Os problemas causados pelas condições climáticas da região eram desafiadores para a Adel, pois, embora todos os esforços fossem feitos para alcançar os melhores resultados, a ausência de chuvas ou de mecanismos que pudessem suprir a carência de água afetava o resultado final, causando frustração aos técnicos e aos produtores que, até então, mantinham-se esperançosos para evoluir nos trabalhos.

Quanto às políticas públicas para suporte a esses agricultores, Adriano afirma que, em muitas situações, quando tais políticas chegam ao meio rural, não conseguem beneficiar agricultores familiares por falta de orientação para essas pessoas, pois, quando consultadas sobre as atividades desenvolvidas e as propriedades que possuem, por medo ou incerteza, muitas famílias omitem informações que poderiam ajudá-las a alcançar o benefício. Esse comportamento prejudica a evolução das atividades e contribui para o aumento do desafio enfrentado pela Adel.

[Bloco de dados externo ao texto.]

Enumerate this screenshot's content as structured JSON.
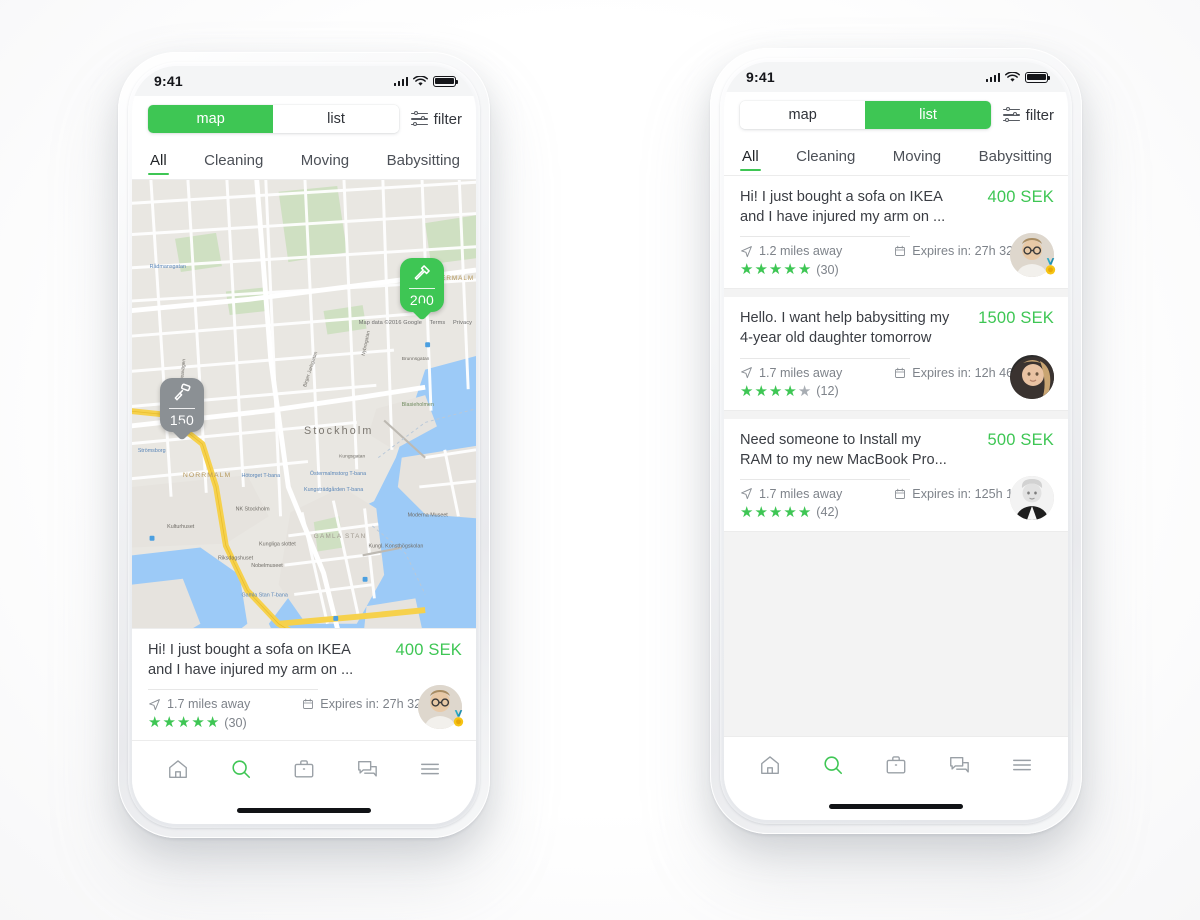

Eu acredito no seguinte, o Governo hoje até que tem bons programas, acredito que a grande dificuldade é do ponto de vista da própria educação dos produtores, da comunidade mesmo, porque quanto mais a gente conhece, mais a gente está informado tanto para receber e para emitir informações. Hoje, com os sensos agropecuários do IBGE, os próprios produtores não oferecem as informações corretamente, porque eles ficam com medo de ser cortado um benefício ou outro, esses benefícios sociais, então isso acaba prejudicando a implantação das políticas públicas. Por exemplo, no senso, eles dizem que não têm terra ou dizem que têm terra não tendo, então, quando um projeto como o Programa Nacional de Agricultura Familiar vem, ele vem totalmente desalinhado com a realidade. Então você pode perguntar: “O problema é só da política pública?”. A gente poderia até dizer isso pra achar um culpado, mas eu acredito que ainda é um problema maior que provoca esse desalinhamento (Adriano Batista, sócio e ex-Presidente da Adel, 2014).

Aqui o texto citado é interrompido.